Reporting from Washington — When Peter Devereaux arrived at Camp Lejeune in December 1980, he had no idea that officials were looking into unsafe levels of toxic chemicals in the drinking water.
As a Marine stationed at the sprawling military base along the North Carolina shore, Devereaux said, he led a healthy lifestyle. When he was diagnosed in early 2008 with a rare disease — male breast cancer — Devereaux did not connect his illness to Camp Lejeune.
But six months after he'd had his left breast and 22 cancerous lymph nodes removed, he received a letter from the Department of the Navy informing him that in the 1980s, "unregulated chemicals were discovered" in the drinking water at the camp's Hadnot Point water distribution system.
Drinking water in various areas of the camp had been contaminated with trichloroethylene and tetrachloroethylene — chemicals used to clean metals and dry-clean clothes — and benzene, a chemical found in fuel. All are believed to cause cancer.
Tests in 1980 first suggested the presence of contaminants. More than four years later, base officials shut down 10 wells, including one contaminated with benzene at Hadnot Point.
Devereaux, who left Lejeune in April 1982, wonders why it took the Marines more than two decades to inform him of his exposure to the carcinogen.
"It would have made a tremendous difference in my life," Devereaux said. He would have sought regular cancer screenings that might have caught the cancer earlier.
Instead, Devereaux, 48, learned three months after his diagnosis that the cancer had spread to his spine, ribs and hip. Devereaux's doctors tell him the average life expectancy for people with metastatic breast cancer is two to three years.
On Thursday, Devereaux and two others who think their cancer is linked to Camp Lejeune testified before Congress about the 30-year effort to convince the Marine Corps to fully disclose the extent that the contaminated water may have caused cancer in hundreds of members of the military, their families and other civilians, and to compensate the victims.
"I believe it is time that the Department of the Navy and U.S. Marine Corps stop fighting these efforts and focus their energies on taking care of their own now and in the future," said Rep. Brad Miller (D-N.C.), chairman of the House Science and Technology Committee's subcommittee on Investigations and Oversight.
Maj. Gen. Eugene G. Payne Jr., until recently the Marine officer in charge of facilities, acknowledged that the Marine Corps had handled the issue poorly.
"It is astounding some of the things that have happened," Payne testified. "I think we were lulled into a sense of complacency or a lack of urgency…. There are many things that I would have done differently."
Payne said the Marine Corps was "deeply concerned" about people who had been sickened but stopped short of declaring the military responsible for the illnesses.

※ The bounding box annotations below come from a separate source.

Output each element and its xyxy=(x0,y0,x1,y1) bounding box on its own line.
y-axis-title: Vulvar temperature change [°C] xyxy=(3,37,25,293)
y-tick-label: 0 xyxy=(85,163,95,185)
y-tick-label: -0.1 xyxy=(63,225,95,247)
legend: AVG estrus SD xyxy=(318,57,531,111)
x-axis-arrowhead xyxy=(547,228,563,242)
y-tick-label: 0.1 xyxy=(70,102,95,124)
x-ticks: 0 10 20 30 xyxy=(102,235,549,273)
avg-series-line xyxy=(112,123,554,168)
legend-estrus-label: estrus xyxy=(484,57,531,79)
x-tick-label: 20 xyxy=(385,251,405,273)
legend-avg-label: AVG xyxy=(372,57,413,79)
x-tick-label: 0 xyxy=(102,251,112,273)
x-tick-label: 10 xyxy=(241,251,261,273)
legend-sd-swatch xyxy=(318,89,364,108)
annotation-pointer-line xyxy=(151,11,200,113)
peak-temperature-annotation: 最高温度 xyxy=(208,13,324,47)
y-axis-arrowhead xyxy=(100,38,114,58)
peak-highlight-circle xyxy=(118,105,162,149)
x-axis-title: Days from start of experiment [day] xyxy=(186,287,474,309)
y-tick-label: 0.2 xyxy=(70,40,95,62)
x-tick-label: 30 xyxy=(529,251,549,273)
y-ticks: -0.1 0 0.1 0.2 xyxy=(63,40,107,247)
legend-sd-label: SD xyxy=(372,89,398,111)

In his written testimony, he said scientific studies were underway to determine whether there was a link.
As a veteran, Devereaux is entitled to full coverage for his healthcare expenses, but civilians in the same position are not.
"The Marines knew about it and said nothing, knowing full well we were bathing in and drinking contaminated water on a daily basis," Devereaux said. "The water reports state that the wells were contaminated and action needed to be taken, and nothing was done."